Evolution in Thought & Deed

After 150 years, we are still reckoning with the profound insights of Darwin's On the Evolution of Species.

As hundreds of millions of humans will learn this February 12, precisely 200 years have passed since the birth of Charles Robert Darwin in Shrewsbury, Shropshire, England. Darwin celebrations will commence worldwide beginning in February and culminating 10 months later on a second landmark anniversary, November 24, the day 150 years ago when the most important scientific treatise of the 19th century, Darwin's On the Origin of Species, was published.

This issue of the Academy magazine is devoted to the topic of evolution, a term so controversial in its day that Darwin's only allusion to human evolution was in the following phrase: "...light will be thrown on the origin of man and his history." Incredibly, a century and a half later in the United States of America, a Pew Research Poll revealed that 42 percent of the populace believes humans never evolved but are as they were created. Moreover, of the roughly 50 percent who expressed their belief in human evolution, 2 of every 5 stated that they believe a supreme being influenced the process. Only 1 in 4 Americans believe in natural selection!

No wonder scientific organizations the world over are holding public events to discuss evolution: the AAAS at its annual meeting in February, London's Natural History Museum in April, Cambridge University in July, Barcelona's CosmoCaixa on dates to be announced, the Galapagos islanders in August, the U.S. National Academy of Sciences throughout the year, and so on. (For a calendar, see www.darwin-online.org.uk/2009.html

We at The New York Academy of Sciences are planning our own events—after all, Darwin was a member! (Check for details at www.nyas.org/darwin.) And we've honored him by gathering some special articles for this issue. On p. 14, six remarkable scholars reflect on how Darwin continues to influence science. On p. 7, we reprint an excerpt from a speech of my predecessor by 100 years, Charles Finney Cox, who reminded Academy members in his time of the challenges Darwin faced when he published Origin of Species. And, on p. 22, we give you an excerpt from the book itself.
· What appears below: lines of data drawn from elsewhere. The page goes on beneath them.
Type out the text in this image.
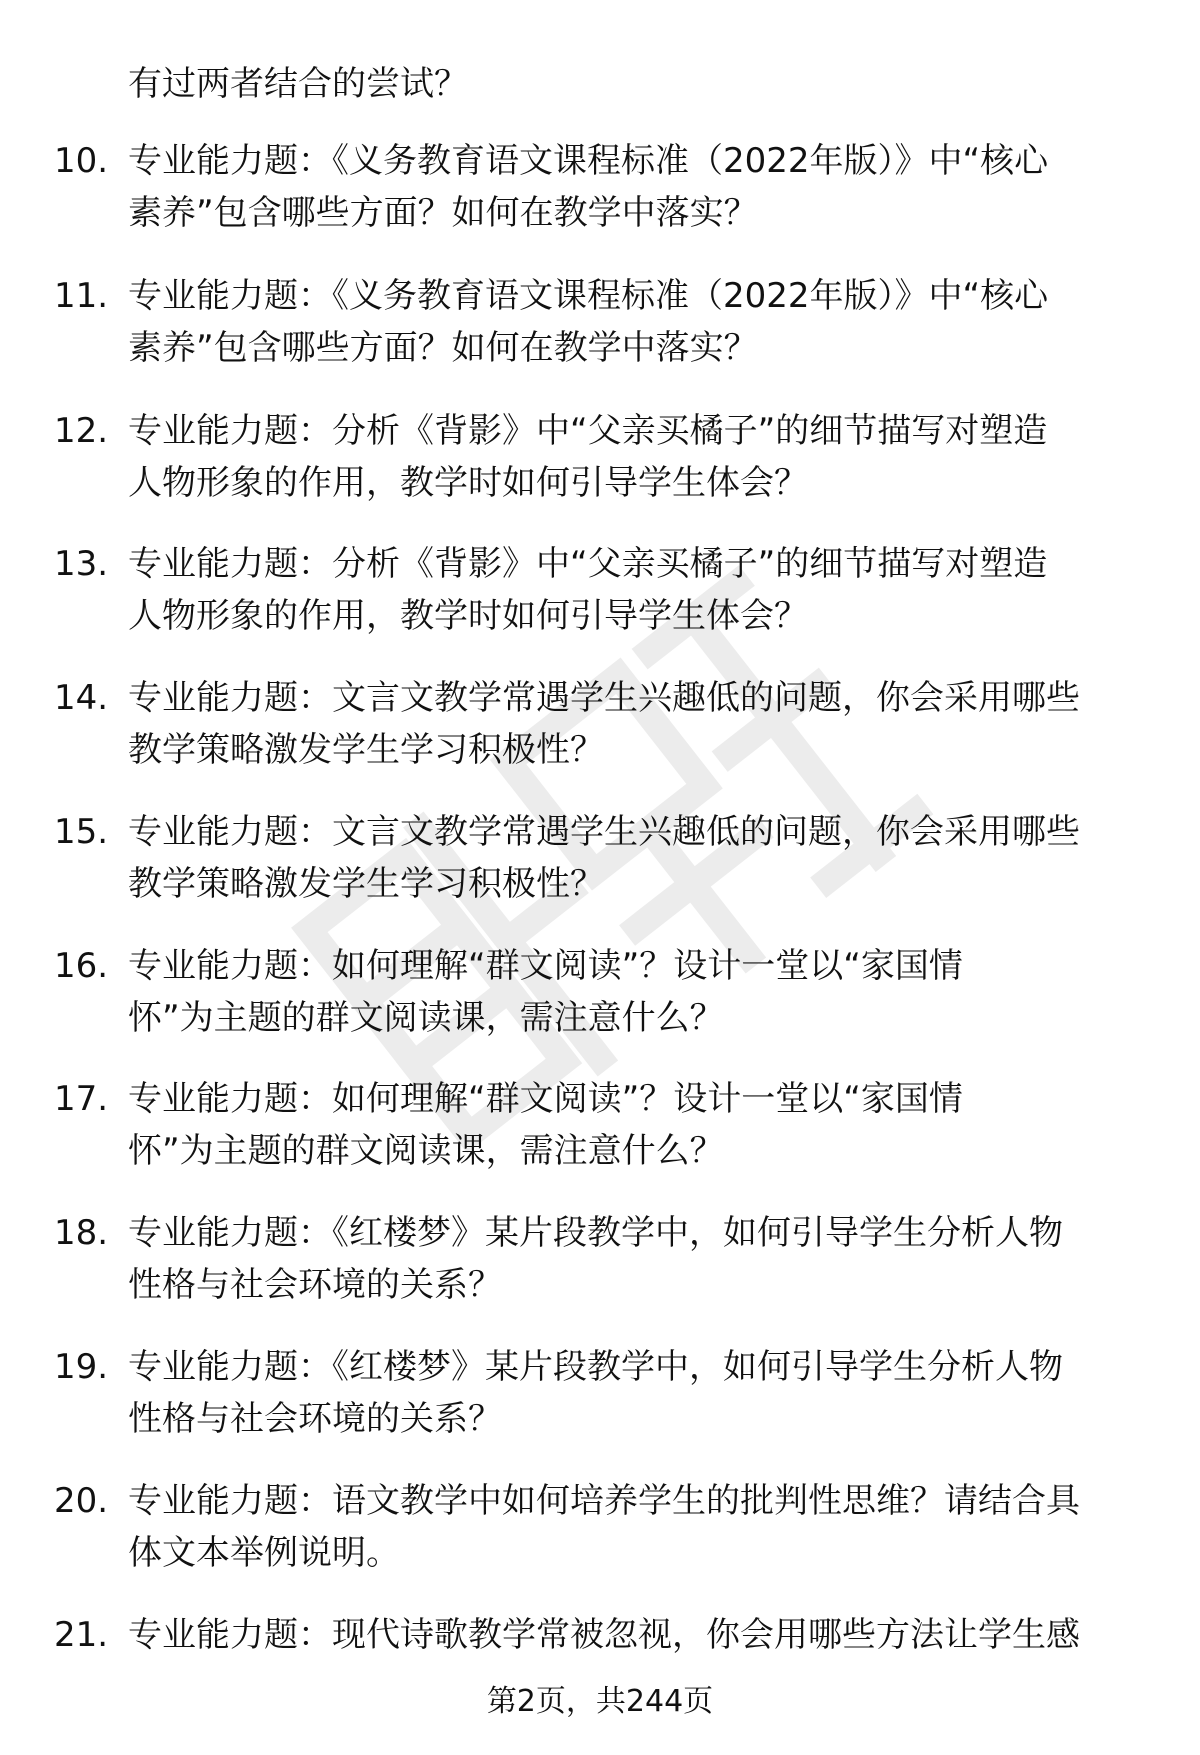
有过两者结合的尝试？
10. 专业能力题：《义务教育语文课程标准（2022年版）》中“核心
素养”包含哪些方面？如何在教学中落实？
11. 专业能力题：《义务教育语文课程标准（2022年版）》中“核心
素养”包含哪些方面？如何在教学中落实？
12. 专业能力题：分析《背影》中“父亲买橘子”的细节描写对塑造
人物形象的作用，教学时如何引导学生体会？
13. 专业能力题：分析《背影》中“父亲买橘子”的细节描写对塑造
人物形象的作用，教学时如何引导学生体会？
14. 专业能力题：文言文教学常遇学生兴趣低的问题，你会采用哪些
教学策略激发学生学习积极性？
15. 专业能力题：文言文教学常遇学生兴趣低的问题，你会采用哪些
教学策略激发学生学习积极性？
16. 专业能力题：如何理解“群文阅读”？设计一堂以“家国情
怀”为主题的群文阅读课，需注意什么？
17. 专业能力题：如何理解“群文阅读”？设计一堂以“家国情
怀”为主题的群文阅读课，需注意什么？
18. 专业能力题：《红楼梦》某片段教学中，如何引导学生分析人物
性格与社会环境的关系？
19. 专业能力题：《红楼梦》某片段教学中，如何引导学生分析人物
性格与社会环境的关系？
20. 专业能力题：语文教学中如何培养学生的批判性思维？请结合具
体文本举例说明。
21. 专业能力题：现代诗歌教学常被忽视，你会用哪些方法让学生感
第2页，共244页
A point made a century ago by Cox that still holds true today is that the human mind has a difficult time accepting the full implications of natural selection. Darwin spent decades in painstaking observation of natural forms before daring to issue his groundbreaking tome. Meanwhile, another equally grand idea was developing over centuries in the United States. An entirely coincidental but, to my mind, eerily related second bicentennial will take place on February 12: the celebration of the birth of Abraham Lincoln in a log cabin in what is today LaRue County, Kentucky.

Lincoln's public proclamation of his most consequential view of humankind didn't come easily either. The U.S. Constitution had stated that "all men are created equal" and "endowed by their Creator with certain inalienable rights," including "Liberty." But nearly a century later, it took enormous courage for President Lincoln to issue the Emancipation Proclamation.

One final point: Even as the nation was passing the Thirteenth Amendment which made Lincoln's ban on slavery national, this series of momentous actions was wrapped in the mantle of religious-based morality rather than in scientifically inspired morality. Freeing the slaves was obedient to the intent of the Creator, a supreme being who had made no appearance in Darwin's opus of a few years before.

As we approach the bicentennials of the birth of Darwin and Lincoln and the 150th anniversaries of their observations about natural selection and the equality of all humans, debates have never been more heated about the relationship of religion and science. While many of our political leaders profess their allegiance to a supreme being, our scientists attempt to separate personal religious beliefs from the findings of their profession. To Darwin and his progeny, whether one believes in a supreme being or not, it isn't a "creator" who "endows" humankind with characteristics of one kind or another, but a process of natural selection—a process which produced an animal that could entertain a remarkable, and sometimes frustrating, variety of views. Some members of the species support evolution; some deride it. Some acknowledge the equality of all humankind; others use ethnic origin, race, religion, and even science (genetic makeup) to assert the superiority of one group over another. A shockingly large part of the human species actually continues to practice slavery.

How slow is the evolution of the human mind! Only the small victories keep our spirits up: the adoption by the United Nations General Assembly of a universal declaration of human rights in 1948, for example, and, just recently, the election of an Afro-American to the presidency of a nation that only three score years ago practiced segregation.

The scientific community must derive inspiration where it can be found, because the battle to enlighten the public—especially in the U.S.—remains a major challenge. The coming celebrations of Darwin and his treatise represent a global effort by the scientific community to rededicate itself to the struggle to educate. The governors, staff, and 25,000 members of the Academy support this noble effort. And we recognize that the hard work is on the ground in our schools, in our legislatures and, tougher still, in the hearts of our fellow citizens.